Batch & Stream processing
One of the most important aspects of data processing in Data Engineering is the Lambda architecture. This concept is based on 2 methods. The choice of one or the other will depend on the insights you need.
Stream processing
Back to our bakery. Throughout the day, customers come into the store and buy our products.
From time to time, the boss drops by. He wants to have an (almost) “real time” overview of the store’s performance.
To meet his need, and since the visits are unplanned, the employees write down each of their sales on a whiteboard. The data arrives in real time (after each sale) and the analysis is instant.
The analysis of the data and its visualization (“dataviz”) is of course based on the data collected.
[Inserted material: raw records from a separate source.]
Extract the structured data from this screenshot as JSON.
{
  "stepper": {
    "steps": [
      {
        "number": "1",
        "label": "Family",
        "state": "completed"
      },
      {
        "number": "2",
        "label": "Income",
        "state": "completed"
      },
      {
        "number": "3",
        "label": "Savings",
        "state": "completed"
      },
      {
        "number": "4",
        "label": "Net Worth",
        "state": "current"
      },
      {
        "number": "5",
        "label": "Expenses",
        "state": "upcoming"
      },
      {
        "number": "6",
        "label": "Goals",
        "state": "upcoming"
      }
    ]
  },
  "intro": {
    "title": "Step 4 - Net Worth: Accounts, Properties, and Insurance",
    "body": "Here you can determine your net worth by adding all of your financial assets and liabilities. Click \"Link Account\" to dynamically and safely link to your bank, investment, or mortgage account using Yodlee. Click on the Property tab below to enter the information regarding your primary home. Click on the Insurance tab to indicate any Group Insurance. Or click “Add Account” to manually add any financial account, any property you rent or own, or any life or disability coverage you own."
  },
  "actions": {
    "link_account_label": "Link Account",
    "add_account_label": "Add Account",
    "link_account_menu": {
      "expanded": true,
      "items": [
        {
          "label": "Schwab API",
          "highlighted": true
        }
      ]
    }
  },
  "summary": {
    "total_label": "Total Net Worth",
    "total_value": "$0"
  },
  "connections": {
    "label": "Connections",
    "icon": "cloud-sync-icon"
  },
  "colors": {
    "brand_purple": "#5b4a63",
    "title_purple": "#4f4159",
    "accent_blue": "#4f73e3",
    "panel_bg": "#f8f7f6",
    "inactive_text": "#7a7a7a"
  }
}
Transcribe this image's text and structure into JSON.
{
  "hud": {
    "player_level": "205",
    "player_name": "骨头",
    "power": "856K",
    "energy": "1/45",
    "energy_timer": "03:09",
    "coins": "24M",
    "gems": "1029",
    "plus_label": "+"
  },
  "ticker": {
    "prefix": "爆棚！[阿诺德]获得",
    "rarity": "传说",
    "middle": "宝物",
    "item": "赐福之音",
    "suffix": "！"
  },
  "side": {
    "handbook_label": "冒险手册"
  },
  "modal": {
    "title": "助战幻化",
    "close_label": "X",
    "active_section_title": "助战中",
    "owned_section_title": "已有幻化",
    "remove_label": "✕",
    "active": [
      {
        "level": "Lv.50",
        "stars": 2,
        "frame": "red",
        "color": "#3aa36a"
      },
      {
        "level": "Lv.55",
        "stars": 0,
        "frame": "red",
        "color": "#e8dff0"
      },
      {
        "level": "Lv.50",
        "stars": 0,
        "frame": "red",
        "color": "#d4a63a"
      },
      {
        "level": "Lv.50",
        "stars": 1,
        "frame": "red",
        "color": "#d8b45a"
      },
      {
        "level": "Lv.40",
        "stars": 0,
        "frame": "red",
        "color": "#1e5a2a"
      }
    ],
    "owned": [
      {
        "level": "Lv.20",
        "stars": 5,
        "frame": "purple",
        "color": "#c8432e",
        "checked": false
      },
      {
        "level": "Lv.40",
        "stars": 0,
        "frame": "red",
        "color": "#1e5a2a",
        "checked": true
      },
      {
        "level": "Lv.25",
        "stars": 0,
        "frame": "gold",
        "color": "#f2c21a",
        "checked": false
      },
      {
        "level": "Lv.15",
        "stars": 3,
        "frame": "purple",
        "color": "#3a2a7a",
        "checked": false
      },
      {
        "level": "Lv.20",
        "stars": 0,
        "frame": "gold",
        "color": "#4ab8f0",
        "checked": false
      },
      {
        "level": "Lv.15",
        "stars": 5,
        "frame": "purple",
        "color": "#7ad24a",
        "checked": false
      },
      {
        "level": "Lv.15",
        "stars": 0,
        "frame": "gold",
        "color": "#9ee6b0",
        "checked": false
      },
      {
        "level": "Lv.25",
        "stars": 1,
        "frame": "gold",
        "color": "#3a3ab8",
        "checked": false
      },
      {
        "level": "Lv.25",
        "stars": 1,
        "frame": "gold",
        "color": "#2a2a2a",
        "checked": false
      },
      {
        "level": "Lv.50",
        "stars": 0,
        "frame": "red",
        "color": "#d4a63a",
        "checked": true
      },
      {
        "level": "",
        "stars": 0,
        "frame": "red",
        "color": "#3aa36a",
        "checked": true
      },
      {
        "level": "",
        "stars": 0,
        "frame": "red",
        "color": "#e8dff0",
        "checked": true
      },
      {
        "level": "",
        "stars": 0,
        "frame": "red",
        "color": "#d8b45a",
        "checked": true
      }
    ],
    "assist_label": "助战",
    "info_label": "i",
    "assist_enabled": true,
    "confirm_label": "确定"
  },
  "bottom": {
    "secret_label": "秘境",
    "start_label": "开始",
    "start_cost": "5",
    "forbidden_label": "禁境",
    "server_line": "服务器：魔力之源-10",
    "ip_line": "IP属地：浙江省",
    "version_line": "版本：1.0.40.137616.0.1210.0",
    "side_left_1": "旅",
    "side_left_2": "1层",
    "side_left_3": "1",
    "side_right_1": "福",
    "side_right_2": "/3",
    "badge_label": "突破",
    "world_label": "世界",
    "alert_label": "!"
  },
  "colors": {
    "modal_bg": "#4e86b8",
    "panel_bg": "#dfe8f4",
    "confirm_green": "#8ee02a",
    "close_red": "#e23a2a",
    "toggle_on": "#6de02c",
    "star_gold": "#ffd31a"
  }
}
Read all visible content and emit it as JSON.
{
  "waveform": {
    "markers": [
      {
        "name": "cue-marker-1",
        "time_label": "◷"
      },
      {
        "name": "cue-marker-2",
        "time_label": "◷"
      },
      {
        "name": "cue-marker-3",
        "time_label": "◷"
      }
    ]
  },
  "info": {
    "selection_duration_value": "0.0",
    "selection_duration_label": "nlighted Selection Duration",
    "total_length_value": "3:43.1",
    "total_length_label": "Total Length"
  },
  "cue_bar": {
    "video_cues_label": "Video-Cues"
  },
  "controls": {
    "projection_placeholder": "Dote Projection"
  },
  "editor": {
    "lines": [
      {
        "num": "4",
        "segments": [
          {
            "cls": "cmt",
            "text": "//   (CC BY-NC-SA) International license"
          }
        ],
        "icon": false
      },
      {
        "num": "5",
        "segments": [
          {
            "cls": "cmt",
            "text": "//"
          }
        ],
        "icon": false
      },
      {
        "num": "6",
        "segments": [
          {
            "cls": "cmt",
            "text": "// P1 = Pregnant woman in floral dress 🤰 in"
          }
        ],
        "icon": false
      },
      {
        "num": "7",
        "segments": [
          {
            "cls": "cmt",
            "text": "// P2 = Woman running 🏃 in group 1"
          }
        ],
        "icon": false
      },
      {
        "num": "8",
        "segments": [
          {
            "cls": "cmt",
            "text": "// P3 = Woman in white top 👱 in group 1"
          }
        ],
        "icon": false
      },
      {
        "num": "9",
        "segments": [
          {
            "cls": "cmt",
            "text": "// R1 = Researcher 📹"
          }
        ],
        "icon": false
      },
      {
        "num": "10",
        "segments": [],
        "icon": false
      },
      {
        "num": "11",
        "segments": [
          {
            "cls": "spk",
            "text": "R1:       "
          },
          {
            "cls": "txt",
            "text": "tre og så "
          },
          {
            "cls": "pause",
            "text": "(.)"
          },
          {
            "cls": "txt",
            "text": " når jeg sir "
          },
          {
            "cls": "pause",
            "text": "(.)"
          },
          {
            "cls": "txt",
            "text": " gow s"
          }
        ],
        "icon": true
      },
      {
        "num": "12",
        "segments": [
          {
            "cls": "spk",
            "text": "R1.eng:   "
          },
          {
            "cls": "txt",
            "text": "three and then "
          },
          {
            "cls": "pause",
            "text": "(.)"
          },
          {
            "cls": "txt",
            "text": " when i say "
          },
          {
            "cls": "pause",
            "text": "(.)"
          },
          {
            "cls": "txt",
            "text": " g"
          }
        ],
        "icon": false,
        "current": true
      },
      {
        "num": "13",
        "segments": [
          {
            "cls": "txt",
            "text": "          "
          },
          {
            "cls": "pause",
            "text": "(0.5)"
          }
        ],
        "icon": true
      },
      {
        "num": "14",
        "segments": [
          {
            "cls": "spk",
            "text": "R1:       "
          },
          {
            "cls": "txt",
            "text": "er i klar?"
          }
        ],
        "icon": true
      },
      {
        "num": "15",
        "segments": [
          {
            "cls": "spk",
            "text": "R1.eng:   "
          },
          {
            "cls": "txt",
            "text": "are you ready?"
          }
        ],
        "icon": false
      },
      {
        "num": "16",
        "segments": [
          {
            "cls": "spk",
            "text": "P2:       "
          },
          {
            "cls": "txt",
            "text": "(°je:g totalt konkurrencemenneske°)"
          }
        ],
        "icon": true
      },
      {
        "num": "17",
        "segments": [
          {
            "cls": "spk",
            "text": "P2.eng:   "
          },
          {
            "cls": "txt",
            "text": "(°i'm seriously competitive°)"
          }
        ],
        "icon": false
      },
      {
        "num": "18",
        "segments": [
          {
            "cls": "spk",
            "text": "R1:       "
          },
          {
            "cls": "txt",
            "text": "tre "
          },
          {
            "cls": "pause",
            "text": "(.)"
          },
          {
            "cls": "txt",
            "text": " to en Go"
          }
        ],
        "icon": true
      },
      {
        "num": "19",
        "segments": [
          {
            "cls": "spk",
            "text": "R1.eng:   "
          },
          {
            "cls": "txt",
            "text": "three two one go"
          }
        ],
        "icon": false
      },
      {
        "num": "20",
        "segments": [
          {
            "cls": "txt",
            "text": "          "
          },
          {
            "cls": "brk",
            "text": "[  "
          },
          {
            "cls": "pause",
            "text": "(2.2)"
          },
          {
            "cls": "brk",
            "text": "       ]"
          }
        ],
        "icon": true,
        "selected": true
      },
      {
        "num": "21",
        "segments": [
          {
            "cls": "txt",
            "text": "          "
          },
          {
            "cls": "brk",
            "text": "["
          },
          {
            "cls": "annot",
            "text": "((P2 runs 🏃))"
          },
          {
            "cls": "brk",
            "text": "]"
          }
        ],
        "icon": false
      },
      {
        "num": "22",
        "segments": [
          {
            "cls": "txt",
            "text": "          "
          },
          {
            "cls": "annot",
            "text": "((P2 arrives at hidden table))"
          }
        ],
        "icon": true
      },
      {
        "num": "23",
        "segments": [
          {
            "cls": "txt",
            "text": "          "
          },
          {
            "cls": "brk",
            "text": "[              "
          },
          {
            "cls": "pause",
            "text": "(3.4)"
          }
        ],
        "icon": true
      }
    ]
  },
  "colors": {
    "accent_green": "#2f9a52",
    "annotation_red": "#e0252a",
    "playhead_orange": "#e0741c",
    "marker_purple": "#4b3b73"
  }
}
It can be simply the number of sales, but also by which employee, which type of product, at which period or time of the day, which type of customer (socio-demographic data), which type of payment…
Batch processing
While stream processing can provide a real-time overview, it does not easily give a clear, in-depth perspective on the data.
It is difficult to imagine a gigantic whiteboard on which all the transactions of the year would be recorded in detail.
So we store the data and analyze it in “chunk”. A batch of a week, a month, a year of sales… We can make analysis on larger data and have a global vision, see the “big picture”.
Of course, nothing prevents stream processing over long periods of time, assuming you have the necessary resources and adapt your workflow with the appropriate tools.
Stream or batch ?
It is often recommended to start with batch processing, which is considered as a solid base for a performing big data platform.
The process is simple, easy to set up and pretty low cost, allowing to get a global view on data, customers…
As the business grows, and if the need for real-time analysis arises, we can then add a stream pipeline to our big data platform.